Immédiatement après l’attaque, alors que les fidèles commençaient à affluer vers le parking de la synagogue pour constater par eux-mêmes les dégâts, l’église de l’autre côté de la rue, l’église Saint-Philippe, a immédiatement ouvert ses portes pour permettre aux membres en deuil d’avoir un espace pour se recueillir.

Vendredi, le premier service de Shabbat de la congrégation depuis l’attaque aura lieu à l’église baptiste de Northminster.

Shari Rabin, professeure agrégée d’études juives et de religion à l’Oberlin College et auteur du livre de 2025 « The Jewish South : An American History », a déclaré à la Jewish Telegraphic Agency que les synagogues confrontées à des attaques dans le Sud avaient largement reçu le soutien de la communauté, même si les Juifs ont également été confrontés à l’antisémitisme dans la région.

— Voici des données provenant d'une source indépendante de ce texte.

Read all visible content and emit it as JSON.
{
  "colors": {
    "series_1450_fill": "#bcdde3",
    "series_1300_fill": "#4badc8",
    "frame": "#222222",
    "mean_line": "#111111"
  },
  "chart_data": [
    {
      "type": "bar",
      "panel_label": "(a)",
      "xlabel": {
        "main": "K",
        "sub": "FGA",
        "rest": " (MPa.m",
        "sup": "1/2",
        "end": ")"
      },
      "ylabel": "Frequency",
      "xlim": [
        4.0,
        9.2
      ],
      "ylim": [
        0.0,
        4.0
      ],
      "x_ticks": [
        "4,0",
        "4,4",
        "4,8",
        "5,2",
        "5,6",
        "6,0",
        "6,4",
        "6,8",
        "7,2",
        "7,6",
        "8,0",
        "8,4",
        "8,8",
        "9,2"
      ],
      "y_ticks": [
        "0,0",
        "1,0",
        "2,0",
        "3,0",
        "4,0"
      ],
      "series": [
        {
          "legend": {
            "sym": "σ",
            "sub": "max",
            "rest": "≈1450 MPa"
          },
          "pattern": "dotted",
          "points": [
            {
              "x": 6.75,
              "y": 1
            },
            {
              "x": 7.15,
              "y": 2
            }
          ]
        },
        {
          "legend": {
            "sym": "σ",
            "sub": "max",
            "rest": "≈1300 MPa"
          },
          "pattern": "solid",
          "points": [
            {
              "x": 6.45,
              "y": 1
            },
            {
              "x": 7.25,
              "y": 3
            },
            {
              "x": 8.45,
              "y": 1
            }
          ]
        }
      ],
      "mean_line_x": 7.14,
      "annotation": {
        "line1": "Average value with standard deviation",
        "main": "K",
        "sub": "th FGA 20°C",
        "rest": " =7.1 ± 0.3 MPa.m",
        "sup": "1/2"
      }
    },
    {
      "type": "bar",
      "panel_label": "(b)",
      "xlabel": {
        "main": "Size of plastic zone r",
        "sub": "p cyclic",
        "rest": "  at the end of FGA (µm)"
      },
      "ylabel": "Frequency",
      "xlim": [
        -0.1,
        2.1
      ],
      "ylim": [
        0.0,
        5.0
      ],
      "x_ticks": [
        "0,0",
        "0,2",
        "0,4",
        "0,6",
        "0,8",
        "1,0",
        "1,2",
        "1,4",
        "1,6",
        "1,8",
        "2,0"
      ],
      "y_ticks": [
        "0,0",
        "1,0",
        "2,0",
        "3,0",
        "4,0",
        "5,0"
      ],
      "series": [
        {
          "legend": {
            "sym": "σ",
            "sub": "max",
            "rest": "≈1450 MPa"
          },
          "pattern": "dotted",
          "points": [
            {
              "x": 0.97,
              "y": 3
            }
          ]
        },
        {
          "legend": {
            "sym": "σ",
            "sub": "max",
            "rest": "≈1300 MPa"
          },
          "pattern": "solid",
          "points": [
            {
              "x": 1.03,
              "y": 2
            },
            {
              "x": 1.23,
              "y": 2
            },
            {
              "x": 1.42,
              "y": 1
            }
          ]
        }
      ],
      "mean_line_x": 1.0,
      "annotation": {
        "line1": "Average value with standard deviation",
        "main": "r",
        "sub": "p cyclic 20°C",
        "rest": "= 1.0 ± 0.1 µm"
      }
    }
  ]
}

« De toute évidence, il y a eu des moments où il y a eu davantage d’antagonisme chrétien envers les Juifs et le zèle missionnaire, etc. », a-t-elle déclaré. « Mais je pense qu’il y a aussi généralement… simplement une sorte de tollé et de soutien public lorsque des synagogues sont attaquées. »

Rabin a déclaré que l’attaque contre la congrégation Beth Israel a souligné une vulnérabilité plus profonde à laquelle sont confrontées les communautés juives, même celles qui ont de longues racines dans le Sud.

« Je pense que cela rappelle que les Juifs peuvent vivre dans un endroit, y avoir une communauté pendant des décennies, plus de 150 ans, ils peuvent être acculturés et faire partie de la communauté et devenir des membres éminents de toutes sortes de manières, et il existe toujours une sorte de précarité sous-jacente qui les rend vulnérables », a-t-elle déclaré.

Après l’attentat de 1967, Rabin a déclaré que Nussbaum avait visé le principal pasteur baptiste du Sud à Jackson, lui disant « d’aller au diable quand il viendrait lui présenter ses condoléances, lui disant de prêcher le dimanche suivant sur ses bancs, où tous les droitiers se rassemblaient régulièrement ». Elle a déclaré qu’il avait été motivé par la clarté quant aux racines idéologiques de l’attaque.

« Pour lui, cette attaque découlait d’une sorte de discours chrétien radical, d’un certain type, qu’il voulait dénoncer », a déclaré Rabin.

Les orateurs de jeudi soir ont également imputé la responsabilité de l’attaque de samedi. L’homme accusé de l’incendie criminel, Stephen Spencer Pittman, a qualifié Beth Israel de « synagogue de Satan » et a épousé le contenu chrétien en ligne. Son nom n’a pas été mentionné jeudi soir.

Hohrn a déclaré à la foule qu’il s’agissait « d’un acte d’accusation contre notre pays, contre notre communauté, qu’il n’y avait aucun moyen, quelqu’un pour se tenir à l’écart, pour le retourner, pour l’inspirer à ne pas entreprendre ce voyage ».

Une photo de Johnson

Derrick Johnson, président et chef de la direction de la NAACP, participe aux 56e NAACP image Awards Creative Honors au Novo le 21 février 2025 à Los Angeles, en Californie. (Par Griffin/WireImage)

Le président-directeur général de la NAACP, Derrick Johnson, a blâmé l’administration Trump, accusant le « climat politique » du pays d’avoir alimenté l’attaque.

« Je n’ai aucune illusion sur ce qui se passe, cela germe directement de la Maison Blanche », a déclaré Johnson. « Certains disent : ‘mais ne priez pas politiquement’, mais soyons très clairs, le ton qui sera donné à ce pays en matière d’acceptation les uns des autres ou d’altération de nos communautés sera le ton auquel adhéreront nos jeunes. Il peut être socialisé sur les réseaux sociaux, se radicaliser, mener ces attaques désastreuses. »

Ces commentaires ont suscité la seule dissidence ouverte au cours de l’événement. Un membre du public a crié depuis le fond de l’auditorium : « Cela ne vient pas de la Maison Blanche. »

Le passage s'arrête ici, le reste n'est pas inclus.